Today the world is witnessing the injection of a higher level of carbohydrates with the rise in carbon-dioxide content in the atmosphere minimizing the quantity of other essential nutrients according to Loladze.
Another ill effect of Carbon-dioxide yet to be accounted:
Findings in agricultural research:
It has been felt since quite some time that foods we consume are lesser in nutrient content. We blame it on soil erosion, insufficient irrigation, extensive use of chemical fertilizers and pesticides, and lesser availability of organic fertilizer and mass production of high-yielding crops to feed the burgeoning global population.
In a landmark study conducted in 2004 on the nutrient content of fruits and vegetables, it was found that all significant nutrients like protein, calcium, iron and vitamins grown in garden dropped significantly since 1950. It was concluded that choice of breeds in cultivation led to this nutrient drop while the changing atmospheric carbon-dioxide content was not considered.
A different opinion:
American Council on Science and Health somehow voices a different opinion. According to them, co2 is an essential plant nutrient and the increased level of which resulted in higher plant growth leading to better quality of food. As a consequence of the Industrial revolution, atmospheric carbon-dioxide concentration has risen from 280 ppm to 400 ppm.

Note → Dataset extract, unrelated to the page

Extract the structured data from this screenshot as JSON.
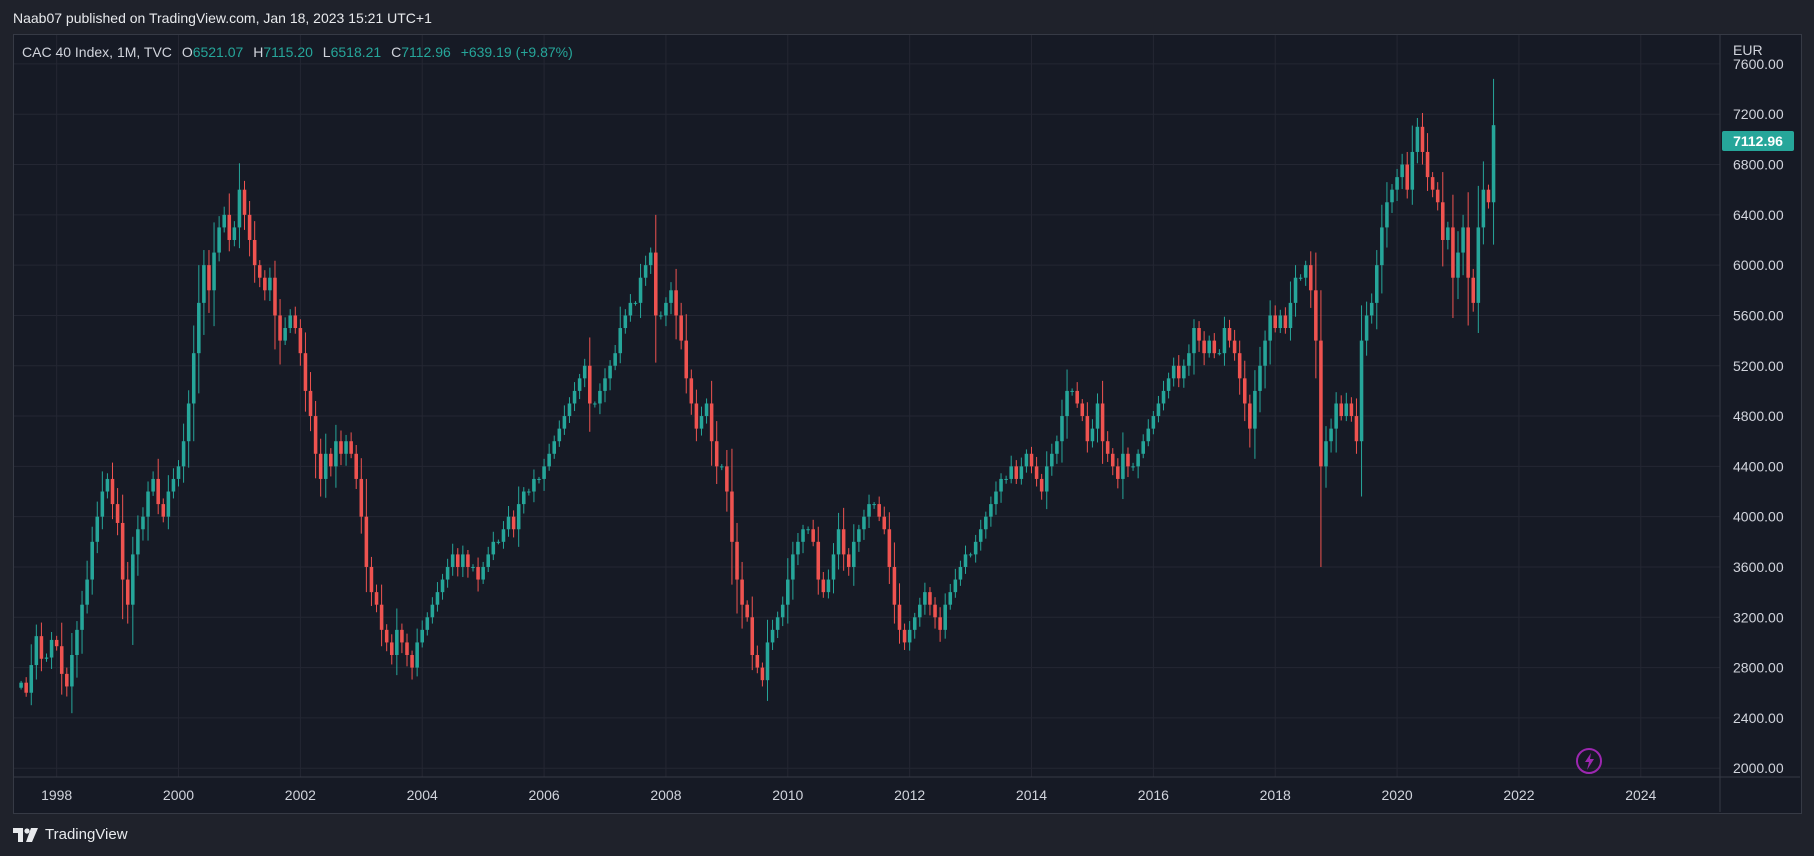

Loladze’s meta-analysis backed by data questioned the “better quality” of plants as stated by Lamar Smith, chair of the House Science Committee. His study showed the following:
- Temperate cool season varieties of Rice and Wheat (known as C3 plants) exposed to elevated concentration of Carbon-dioxide had more carbohydrates, less protein and reduced quantities of 25 vital minerals known as ionome.
- Corn and millet, the tropical warm season plants known as C4 plants when exposed to increased concentrations of carbon-dioxide yielded low nutritious product but not that marked and showed no significant changes in mineral content.

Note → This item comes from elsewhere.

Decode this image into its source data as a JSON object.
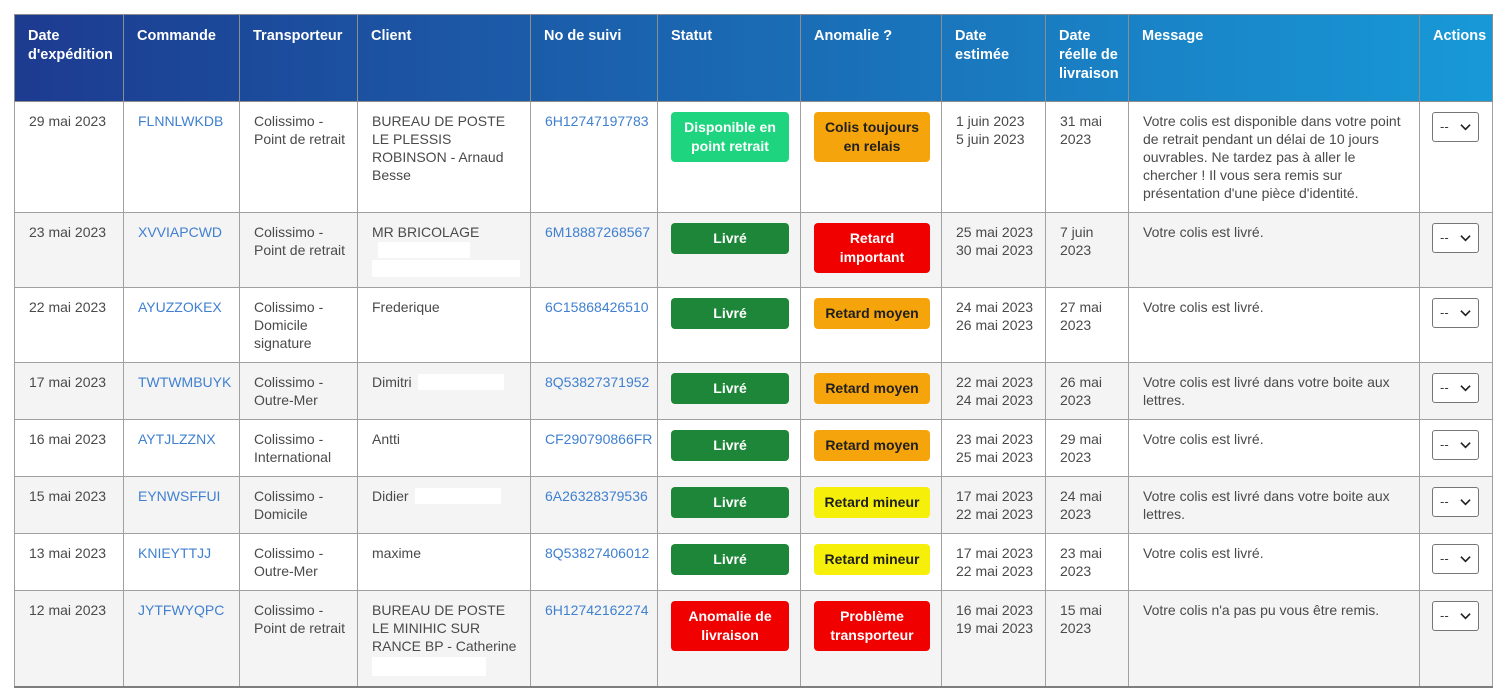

The absence of significant changes in the mineral content may be attributed to the variable nature of ionomes followed by measurement imprecision.

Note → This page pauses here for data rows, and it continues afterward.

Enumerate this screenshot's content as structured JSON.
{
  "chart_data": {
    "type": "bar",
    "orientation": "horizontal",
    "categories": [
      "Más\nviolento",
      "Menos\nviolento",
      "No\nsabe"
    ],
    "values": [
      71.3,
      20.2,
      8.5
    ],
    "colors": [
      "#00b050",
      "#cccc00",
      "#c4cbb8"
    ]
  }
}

The theory of carbon-dioxide induced composition changes in the plants seem to miss the following subtle points:
- The range of composition change was 8% in co2 exposure of 689 ppm. Therefore, much lower composition changes can be expected in lower co2 concentration.
- The mineral reduction was more in leafy parts of the plants and not in the edible parts. Therefore, the effective mineral reduction entering our ecosystem may be just 2%.
Top nutrition experts found the study to be quite perplexing and are yet to get familiar with this finding. Some have expressed skepticism regarding the magnitude of the effect on public health due to a minor shift in the carbohydrate content in the plant.
A reputed researcher in Washington University, however, stressed that this co2 – nutrition linkage is surfacing slowly with many not showing any concern to this. This is almost a similar observation of human realization that also took a long time to understand the effects of climatic change on human health.
While the debate continues, it would not be wrong to pay heed on this nutrient-deficient class of plants, which may affect the health of global population in the long run given the fact that these provide a crucial source of protein in the developing nations.
A study estimates that 150 million people from developing nations would be at the risk of protein deficiency. 138 million are at the risk of loss of zinc especially the mothers and infants. A significant drop in dietary iron is projected in countries leaving 1 billion mothers and 354 million children suffering from iron deficiency.
Call it a journalistic sensation or an unanticipated reality the findings are compelling enough for experts to view this from a different angle which may be missed earlier.